I'm trying to implement a lexer rule for an oracle Q quoted string mechanism where we have something like q'$some string$'
Here you can have any character in place of $ other than whitespace, (, {, [, <, but the string must start and end with the same character. Some examples of accepted tokens would be: q'!some string!' q'ssome strings' Notice how s is the custom delimiter but it is fine to have that in the string as well because we would only end at s'
Here's how I was trying to implement the rule:
Q_QUOTED_LITERAL: Q_QUOTED_LITERAL_NON_TERMINATED . QUOTE-> type(QUOTED_LITERAL);
Q_QUOTED_LITERAL_NON_TERMINATED:
Q QUOTE ~[ ({[<'"\t\n\r] { setDelimChar( (char)_input.LA(-1) ); }
( . { !isValidEndDelimChar() }? )*
;
I have already checked the value I get from !isValidEndDelimChar() and I'm getting a false predicate here at the right place so everything should work, but antlr simply ignores this predicate. I've also tried moving the predicate around, putting that part in a separate rule, and a bunch of other stuff, after a day and a half of research on the same I'm finally raising this issue.

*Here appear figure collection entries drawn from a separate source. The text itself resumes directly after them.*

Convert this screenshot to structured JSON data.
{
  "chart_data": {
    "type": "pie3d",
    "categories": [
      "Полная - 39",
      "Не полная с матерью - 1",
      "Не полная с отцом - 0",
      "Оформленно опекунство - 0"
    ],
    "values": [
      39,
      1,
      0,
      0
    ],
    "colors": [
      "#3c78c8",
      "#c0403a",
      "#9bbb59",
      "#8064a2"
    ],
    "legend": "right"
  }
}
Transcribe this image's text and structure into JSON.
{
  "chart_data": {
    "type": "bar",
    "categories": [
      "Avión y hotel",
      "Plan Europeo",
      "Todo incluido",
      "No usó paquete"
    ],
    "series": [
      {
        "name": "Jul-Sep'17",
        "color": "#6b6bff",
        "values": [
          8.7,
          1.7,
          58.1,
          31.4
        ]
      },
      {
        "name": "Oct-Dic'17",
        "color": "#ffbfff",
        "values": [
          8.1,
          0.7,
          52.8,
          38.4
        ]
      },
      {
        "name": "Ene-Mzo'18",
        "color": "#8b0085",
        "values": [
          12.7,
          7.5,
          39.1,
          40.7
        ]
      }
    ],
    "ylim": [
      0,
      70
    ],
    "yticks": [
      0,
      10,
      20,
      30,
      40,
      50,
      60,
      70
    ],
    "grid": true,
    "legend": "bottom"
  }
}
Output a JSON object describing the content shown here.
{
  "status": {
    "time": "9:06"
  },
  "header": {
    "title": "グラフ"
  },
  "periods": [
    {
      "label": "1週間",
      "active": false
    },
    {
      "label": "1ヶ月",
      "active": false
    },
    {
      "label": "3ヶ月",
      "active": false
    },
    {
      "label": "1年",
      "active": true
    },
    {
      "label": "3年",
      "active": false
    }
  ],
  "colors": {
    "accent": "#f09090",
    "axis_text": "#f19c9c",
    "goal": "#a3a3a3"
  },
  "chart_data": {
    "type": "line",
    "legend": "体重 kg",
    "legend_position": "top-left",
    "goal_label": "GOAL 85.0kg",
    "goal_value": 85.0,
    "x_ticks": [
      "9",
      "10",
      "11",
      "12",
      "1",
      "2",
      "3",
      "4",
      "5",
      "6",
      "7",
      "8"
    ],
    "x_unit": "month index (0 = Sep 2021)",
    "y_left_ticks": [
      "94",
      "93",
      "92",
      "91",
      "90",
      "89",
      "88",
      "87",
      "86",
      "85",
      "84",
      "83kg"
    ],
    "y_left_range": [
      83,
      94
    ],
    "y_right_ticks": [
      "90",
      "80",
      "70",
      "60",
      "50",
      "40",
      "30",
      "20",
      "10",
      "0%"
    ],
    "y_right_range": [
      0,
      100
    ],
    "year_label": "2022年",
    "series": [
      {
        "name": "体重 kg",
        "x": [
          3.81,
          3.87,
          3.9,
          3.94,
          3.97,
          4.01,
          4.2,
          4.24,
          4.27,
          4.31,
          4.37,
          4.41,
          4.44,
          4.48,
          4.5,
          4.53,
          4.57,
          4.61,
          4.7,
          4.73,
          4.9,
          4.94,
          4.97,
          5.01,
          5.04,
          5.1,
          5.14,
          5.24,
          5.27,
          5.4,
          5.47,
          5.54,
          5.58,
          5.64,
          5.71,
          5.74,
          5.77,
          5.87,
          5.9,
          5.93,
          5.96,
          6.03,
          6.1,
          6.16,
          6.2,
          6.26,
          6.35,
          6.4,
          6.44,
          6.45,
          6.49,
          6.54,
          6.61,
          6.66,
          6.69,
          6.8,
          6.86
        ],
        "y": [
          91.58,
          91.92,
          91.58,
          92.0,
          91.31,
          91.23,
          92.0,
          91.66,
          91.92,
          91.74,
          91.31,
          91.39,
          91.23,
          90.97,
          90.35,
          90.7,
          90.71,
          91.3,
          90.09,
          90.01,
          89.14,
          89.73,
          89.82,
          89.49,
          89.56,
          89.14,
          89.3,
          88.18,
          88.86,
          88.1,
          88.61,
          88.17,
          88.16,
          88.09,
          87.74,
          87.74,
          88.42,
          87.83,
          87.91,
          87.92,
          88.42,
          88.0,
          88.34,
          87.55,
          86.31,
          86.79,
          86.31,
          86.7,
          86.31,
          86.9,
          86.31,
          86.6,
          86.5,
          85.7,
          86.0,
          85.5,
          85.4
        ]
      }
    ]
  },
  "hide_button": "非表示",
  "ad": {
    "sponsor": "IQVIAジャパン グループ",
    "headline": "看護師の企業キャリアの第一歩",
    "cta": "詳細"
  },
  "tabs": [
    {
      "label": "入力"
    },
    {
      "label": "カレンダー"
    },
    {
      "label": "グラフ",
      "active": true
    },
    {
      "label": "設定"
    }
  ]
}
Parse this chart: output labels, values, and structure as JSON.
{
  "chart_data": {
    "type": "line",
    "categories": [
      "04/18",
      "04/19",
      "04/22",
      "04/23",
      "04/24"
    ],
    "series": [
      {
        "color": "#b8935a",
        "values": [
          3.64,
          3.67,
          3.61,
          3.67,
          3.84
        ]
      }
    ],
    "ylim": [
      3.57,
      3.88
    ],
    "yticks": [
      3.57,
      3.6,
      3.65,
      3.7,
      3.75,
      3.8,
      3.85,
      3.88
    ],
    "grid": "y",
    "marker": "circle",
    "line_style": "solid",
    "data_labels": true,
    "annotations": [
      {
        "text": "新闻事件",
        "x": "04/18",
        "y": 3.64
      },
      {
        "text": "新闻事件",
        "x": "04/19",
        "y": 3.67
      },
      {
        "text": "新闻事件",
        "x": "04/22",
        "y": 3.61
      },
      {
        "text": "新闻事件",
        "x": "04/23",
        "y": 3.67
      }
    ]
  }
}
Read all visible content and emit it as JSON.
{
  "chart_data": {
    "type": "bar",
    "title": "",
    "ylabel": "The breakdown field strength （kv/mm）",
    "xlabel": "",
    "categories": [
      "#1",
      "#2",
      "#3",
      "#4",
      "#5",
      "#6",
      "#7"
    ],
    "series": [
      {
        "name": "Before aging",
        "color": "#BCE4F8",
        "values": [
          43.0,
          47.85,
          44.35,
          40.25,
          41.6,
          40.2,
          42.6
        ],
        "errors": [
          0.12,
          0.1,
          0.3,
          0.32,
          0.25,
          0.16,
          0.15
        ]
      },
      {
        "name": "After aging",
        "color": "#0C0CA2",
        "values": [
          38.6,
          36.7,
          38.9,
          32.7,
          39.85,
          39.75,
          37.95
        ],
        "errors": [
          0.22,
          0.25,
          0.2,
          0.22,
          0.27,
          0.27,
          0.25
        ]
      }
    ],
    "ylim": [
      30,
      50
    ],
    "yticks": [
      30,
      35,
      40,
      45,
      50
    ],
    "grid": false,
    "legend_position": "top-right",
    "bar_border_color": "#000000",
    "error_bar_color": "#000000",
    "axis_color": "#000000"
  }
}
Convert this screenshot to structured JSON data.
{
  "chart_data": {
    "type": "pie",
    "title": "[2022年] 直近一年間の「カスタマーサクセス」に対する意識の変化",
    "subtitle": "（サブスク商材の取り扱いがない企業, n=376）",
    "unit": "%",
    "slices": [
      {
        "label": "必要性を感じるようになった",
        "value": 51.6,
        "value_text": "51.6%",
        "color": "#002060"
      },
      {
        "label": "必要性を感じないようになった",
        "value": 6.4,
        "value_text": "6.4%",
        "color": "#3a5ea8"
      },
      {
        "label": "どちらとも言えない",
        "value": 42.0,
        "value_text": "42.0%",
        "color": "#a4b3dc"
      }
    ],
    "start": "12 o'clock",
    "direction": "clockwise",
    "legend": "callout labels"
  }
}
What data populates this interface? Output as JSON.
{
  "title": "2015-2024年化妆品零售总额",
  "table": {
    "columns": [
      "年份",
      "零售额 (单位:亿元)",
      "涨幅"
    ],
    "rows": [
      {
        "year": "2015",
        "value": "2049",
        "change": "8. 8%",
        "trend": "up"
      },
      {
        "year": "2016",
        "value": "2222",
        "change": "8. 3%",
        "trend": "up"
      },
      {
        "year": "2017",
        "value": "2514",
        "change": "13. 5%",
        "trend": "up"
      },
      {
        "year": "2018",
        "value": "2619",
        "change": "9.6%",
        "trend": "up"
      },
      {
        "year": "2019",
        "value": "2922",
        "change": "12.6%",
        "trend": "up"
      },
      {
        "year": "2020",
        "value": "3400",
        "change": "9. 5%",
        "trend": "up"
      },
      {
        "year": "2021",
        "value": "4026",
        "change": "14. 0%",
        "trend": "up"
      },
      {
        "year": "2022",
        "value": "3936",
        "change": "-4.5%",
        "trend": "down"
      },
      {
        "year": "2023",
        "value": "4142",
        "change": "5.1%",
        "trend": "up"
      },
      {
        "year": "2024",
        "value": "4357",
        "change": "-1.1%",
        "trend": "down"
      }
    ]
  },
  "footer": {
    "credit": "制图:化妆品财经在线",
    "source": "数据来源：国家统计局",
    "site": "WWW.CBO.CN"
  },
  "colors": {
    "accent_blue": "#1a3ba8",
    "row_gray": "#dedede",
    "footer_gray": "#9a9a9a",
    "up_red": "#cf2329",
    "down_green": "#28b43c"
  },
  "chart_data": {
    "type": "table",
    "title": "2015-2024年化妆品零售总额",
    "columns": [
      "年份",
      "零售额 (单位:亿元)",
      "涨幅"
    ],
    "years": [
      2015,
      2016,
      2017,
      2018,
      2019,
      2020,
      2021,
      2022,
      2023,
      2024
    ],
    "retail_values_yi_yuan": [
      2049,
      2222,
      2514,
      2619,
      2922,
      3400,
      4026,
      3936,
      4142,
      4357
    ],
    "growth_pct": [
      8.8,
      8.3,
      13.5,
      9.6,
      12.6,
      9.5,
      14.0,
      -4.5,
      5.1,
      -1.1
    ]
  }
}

I have also tried to implement it in other ways but there doesn't seem to be a way to implement a custom char delimited string in antlr4 (The antlr3 version used to work).
Not sure why the { ... }
action isn't invoked, but it's not needed. The following grammar worked for me (put the predicate in front of the .
!):
grammar Test;
@lexer::members {
boolean isValidEndDelimChar() {
return (_input.LA(1) == getText().charAt(2)) && (_input.LA(2) == '\'');
}
}
parse
: .*? EOF
;
Q_QUOTED_LITERAL
: 'q\'' ~[ ({[<'"\t\n\r] ( {!isValidEndDelimChar()}? . )* . '\''
;
SPACE
: [ \t\f\r\n] -> skip
;
If you run the class:
import org.antlr.v4.runtime.*;
public class Main {
public static void main(String[] args) {
Lexer lexer = new TestLexer(CharStreams.fromString("q'ssome strings' q'!foo!'"));
CommonTokenStream tokens = new CommonTokenStream(lexer);
tokens.fill();
for (Token t : tokens.getTokens()) {
System.out.printf("%-20s %s\n", TestLexer.VOCABULARY.getSymbolicName(t.getType()), t.getText());
}
}
}
the following output will be printed:
Q_QUOTED_LITERAL q'ssome strings'
Q_QUOTED_LITERAL q'!foo!'
EOF <EOF>